I know you may be saying, “But Vicki, they don’t want to put those iPads down.” The key is that as Moms we must provide them with something even better, plus all the tools and supplies they need to spend their time doing something much more worthwhile as they create and explore.
Here are a few fun + creative outlets based on your child’s favorite interests:
For the future scientist:
This crystal growing kit is a fun and magical way to get your child interested in science. It has everything your kiddo needs to grow various colored crystal formations. Talk to them about different scientists who have discovered and invented things throughout history- the automobile, the telephone, the water purifier- and how important it is to think “outside the box” and experiment. Once the crystals take shape, they will make great room decorations or gifts for grandparents.
For the Future Artist:
Most children love to show their creativity through art. Set up a creative art corner somewhere in the house or even in the garage. At stores like Michaels, you can purchase an art easel, paper, paints and brushes. Be creative and buy colored pencils, tubes of paint and special markers. Reuse and repurpose empty boxes as canvases. All artists need inspiration, so take a walks outside or in the parks to find the “wow” in the flowers, a sunset, a beautiful old neighborhood tree. Encourage your emerging artist to take a photo on your phone and try to recreate the image. You can create a gallery in your child’s room or family room for all of the “masterpieces.” Make sure your child signs their artwork. These also make great gifts. Don’t buy Aunt Meg a birthday gift. Make her something special. Give her an Ashley Original.
For the Brainiac:
It might sound old-fashioned, but puzzles never go out of style. If your child likes concentration and focus games then work on a puzzle. Find a space on any table in the house, and create a “puzzle area”. They can work on the puzzle for 20, 30, or even 60 minutes a day. The slow progression toward completion will help them exercise their minds and patience. When they finally complete the puzzle, they can celebrate their triumph feeling proud and victorious.
For the future Spielberg:
Kids love making their own “trailers” of their lives. Most IPads have easy programs where you can do this as a family or your child can film friends or even the dog. The programs tell your child what kinds of shots are needed – action shots, close-ups, etc. – and they even get to write their own credits. It’s so much fun to share the trailers with family and friends. You can even post them, so grandma in another city can get a special treat.
For the Future Artisan:
Knitting is a great hobby that your children can work on each day after school. Little by little, they will slowly see a product come to life. They can make hats, scarves, gloves, tote bags, and so much more. The creative designs are truly endless. Find a little bit of help in “My First Knitting Book” or a knitting loom, both for beginners, and watch how quickly they grasp the concepts and techniques. We are thinking this could lead to a wonderful Mother’s Day gift!
For the Future Musician:
There are many benefits to children learning to play instruments, outside of the music itself. It improves academic skills as music and math are highly intertwined. Certain instruments, such as percussion, help children develop coordination and motor skills as it requires movement of the hands, arms and feet.

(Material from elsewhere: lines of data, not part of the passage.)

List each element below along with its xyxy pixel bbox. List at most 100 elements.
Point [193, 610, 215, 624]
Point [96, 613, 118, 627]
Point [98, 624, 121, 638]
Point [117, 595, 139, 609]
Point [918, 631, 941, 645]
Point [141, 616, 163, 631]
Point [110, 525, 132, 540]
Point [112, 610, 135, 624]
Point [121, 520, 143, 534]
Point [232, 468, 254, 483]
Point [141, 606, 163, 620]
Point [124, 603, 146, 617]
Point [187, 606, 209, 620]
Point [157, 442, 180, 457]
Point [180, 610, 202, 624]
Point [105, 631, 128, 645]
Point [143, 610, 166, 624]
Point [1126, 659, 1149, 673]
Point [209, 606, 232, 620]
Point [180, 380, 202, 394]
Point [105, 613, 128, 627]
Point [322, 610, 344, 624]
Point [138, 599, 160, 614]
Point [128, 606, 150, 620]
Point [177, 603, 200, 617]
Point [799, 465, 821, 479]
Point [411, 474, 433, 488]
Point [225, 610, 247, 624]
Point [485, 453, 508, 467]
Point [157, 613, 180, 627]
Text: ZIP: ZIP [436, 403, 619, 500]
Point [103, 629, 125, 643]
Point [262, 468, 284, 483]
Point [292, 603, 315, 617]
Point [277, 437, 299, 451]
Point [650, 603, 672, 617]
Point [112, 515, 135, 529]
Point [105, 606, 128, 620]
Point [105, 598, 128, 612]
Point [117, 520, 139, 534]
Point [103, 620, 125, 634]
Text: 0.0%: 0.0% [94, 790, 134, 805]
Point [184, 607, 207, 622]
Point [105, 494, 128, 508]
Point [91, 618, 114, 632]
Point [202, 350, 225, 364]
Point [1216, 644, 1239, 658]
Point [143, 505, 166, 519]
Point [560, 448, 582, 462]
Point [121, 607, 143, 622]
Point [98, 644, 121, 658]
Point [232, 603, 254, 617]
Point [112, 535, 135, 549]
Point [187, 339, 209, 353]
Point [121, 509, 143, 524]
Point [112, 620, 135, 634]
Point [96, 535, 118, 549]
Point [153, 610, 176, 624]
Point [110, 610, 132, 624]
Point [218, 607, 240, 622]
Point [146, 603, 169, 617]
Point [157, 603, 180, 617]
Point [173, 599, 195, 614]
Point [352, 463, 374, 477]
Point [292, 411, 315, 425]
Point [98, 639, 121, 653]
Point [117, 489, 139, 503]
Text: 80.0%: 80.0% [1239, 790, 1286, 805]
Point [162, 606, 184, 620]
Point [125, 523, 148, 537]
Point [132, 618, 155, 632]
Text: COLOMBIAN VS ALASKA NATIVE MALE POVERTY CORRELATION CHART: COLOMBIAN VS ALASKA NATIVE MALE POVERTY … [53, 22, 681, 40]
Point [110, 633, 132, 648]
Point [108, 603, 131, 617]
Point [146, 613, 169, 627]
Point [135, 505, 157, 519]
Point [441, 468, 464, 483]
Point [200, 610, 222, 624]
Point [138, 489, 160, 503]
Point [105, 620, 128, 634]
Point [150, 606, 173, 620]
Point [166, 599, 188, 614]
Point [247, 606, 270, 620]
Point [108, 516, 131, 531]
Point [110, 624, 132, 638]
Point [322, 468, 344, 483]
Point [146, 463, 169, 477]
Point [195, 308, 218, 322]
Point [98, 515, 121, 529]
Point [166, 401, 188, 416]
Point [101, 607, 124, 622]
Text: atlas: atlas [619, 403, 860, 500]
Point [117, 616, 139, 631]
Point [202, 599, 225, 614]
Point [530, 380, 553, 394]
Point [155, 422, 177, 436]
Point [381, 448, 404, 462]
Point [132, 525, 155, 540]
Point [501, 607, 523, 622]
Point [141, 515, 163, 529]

The daily practice and slow progress refines discipline and patience, because learning an instrument teaches children about delayed gratification. It also boosts a child’s self-esteem through performances and talent advancement. For instance, if your child is interested in play the guitar, you can get them this “My First Guitar” teaching book and borrow or purchase a used guitar. Take notice in the level of interest they have in learning to play, and then decide if lessons or classes would be a good fit for your child.
It just takes a little planning, support and encouragement to make your child put down the electronic games and engage in other activities. Remember that as your child grows, his or her personality is taking shape and new interests will pop up.
Being exposed to new and exciting things are what ignites their creativity and curiosity. Creating the landscape for them to grown, learn, be inspired, and become the amazing person they are destined to be.
Suddenly that blip and bleep will be replaced by a little voice saying, “Thanks, Mom.”